Un jour après que la Maison Blanche a confirmé que les États-Unis avaient suspendu une aide militaire en Ukraine, le porte-parole en chef du Pentagone a déclaré que la décision provenait d’un examen plus large du soutien militaire américain pour les pays du monde entier.
« Nous ne pouvons pas donner des armes à tout le monde du monde entier. Nous devons surveiller l’Amérique et défendre notre patrie », a déclaré Sean Parnell lors de son premier briefing autonome mercredi.
Mardi, Politico et d’autres points de vente ont rapporté que les États-Unis avaient interrompu la livraison de certaines munitions, y compris les intercepteurs cruciaux de la défense aérienne, à l’Ukraine après un examen dirigé par Elbridge Colby, le chef de politique du Pentagone.
Un porte-parole de la Maison Blanche a confirmé la nouvelle et a déclaré que le hiatus avait eu lieu après que le Pentagone avait fini de revoir l’aide militaire américaine à d’autres pays et que la «décision a été prise de mettre les intérêts de l’Amérique en premier».
Mercredi, Parnell a déclaré que l’examen était toujours en cours, bien qu’il ne dise pas quelles armes ont été affectées, qui a ordonné la pause et qui mène l’examen du Pentagone.
Il n’était pas non plus clair quand cet examen se terminerait ou quels autres pays seraient affectés. L’Amérique est l’un des principaux fournisseurs d’équipements militaires en Israël et à Taïwan, entre autres nations.
«Une partie de notre travail consiste à donner au président un cadre qu’il peut utiliser pour évaluer le nombre de munitions que nous avons et où nous les envoyons. Ce processus d’examen se produit actuellement», a déclaré Parnell.

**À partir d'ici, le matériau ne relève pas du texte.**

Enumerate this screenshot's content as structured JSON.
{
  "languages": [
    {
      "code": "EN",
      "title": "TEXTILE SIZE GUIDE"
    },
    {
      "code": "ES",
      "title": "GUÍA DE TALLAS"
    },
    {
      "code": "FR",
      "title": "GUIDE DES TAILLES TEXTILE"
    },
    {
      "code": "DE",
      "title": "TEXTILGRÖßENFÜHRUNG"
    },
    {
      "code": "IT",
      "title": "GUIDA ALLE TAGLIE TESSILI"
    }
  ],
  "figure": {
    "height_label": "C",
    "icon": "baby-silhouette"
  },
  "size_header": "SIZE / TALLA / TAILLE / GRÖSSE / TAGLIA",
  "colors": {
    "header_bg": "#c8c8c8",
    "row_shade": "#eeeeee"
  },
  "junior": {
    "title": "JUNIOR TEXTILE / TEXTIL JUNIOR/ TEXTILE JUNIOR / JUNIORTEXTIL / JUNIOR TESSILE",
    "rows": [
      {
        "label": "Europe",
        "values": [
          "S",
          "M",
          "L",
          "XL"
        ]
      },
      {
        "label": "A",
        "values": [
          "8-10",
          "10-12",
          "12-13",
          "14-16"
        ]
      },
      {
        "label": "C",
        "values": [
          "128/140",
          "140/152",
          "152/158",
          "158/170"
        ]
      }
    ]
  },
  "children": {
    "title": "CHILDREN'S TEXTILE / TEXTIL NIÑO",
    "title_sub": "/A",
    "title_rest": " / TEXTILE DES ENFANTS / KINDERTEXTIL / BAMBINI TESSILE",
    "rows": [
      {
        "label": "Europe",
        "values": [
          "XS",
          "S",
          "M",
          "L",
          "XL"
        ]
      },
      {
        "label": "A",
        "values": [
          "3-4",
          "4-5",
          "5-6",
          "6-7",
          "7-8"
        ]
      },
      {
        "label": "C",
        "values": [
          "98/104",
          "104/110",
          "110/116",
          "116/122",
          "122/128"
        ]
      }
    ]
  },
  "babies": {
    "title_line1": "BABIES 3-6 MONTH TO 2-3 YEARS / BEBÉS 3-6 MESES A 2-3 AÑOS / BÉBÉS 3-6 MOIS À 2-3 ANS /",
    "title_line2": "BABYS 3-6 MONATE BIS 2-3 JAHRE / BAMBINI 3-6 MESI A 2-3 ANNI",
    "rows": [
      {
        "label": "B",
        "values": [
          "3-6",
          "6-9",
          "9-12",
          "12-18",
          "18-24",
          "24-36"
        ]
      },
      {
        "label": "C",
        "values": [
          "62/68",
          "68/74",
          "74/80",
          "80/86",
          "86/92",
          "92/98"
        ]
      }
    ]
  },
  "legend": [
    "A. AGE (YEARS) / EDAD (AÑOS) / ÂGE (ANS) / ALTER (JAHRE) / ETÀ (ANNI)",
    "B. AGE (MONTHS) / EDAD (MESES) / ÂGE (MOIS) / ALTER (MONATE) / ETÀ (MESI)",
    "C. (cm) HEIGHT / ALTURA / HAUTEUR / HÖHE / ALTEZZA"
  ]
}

Avant de prendre ses fonctions, Colby et de nombreux responsables de la politique qui servent maintenant sous lui avaient fait valoir que le Pentagone était exagéré des stocks déjà minces en soutenant l’Ukraine et qu’il devait mieux hiérarchiser un conflit potentiel avec la Chine dans l’Indo-Pacifique.
Pourtant, six mois après le début, l’administration Trump s’est concentrée principalement sur le Moyen-Orient avec une campagne de bombardement prolongée contre les rebelles houthis soutenus par l’Iran au Yémen et les frappes aériennes massives contre les installations nucléaires iraniennes en juin.
Les ventes militaires étrangères se sont également poursuivies dans l’administration, y compris un ensemble de 500 millions de dollars de munitions approuvées lundi à Israël.
Tout en introduisant la demande de budget retardée de l’armée la semaine dernière, un haut responsable de la défense a déclaré que le Pentagone examinait son soutien étranger, y compris un programme d’aide à long terme pour l’Ukraine qui avait été réduit en conséquence.
« Ils ont organisé un processus parallèlement à notre processus budgétaire pour examiner les programmes d’assistance étrangers qu’ils gèrent et décider lesquels n’étaient plus alignés sur cette administration », a déclaré le responsable, s’exprimant sous couvert d’anonymat.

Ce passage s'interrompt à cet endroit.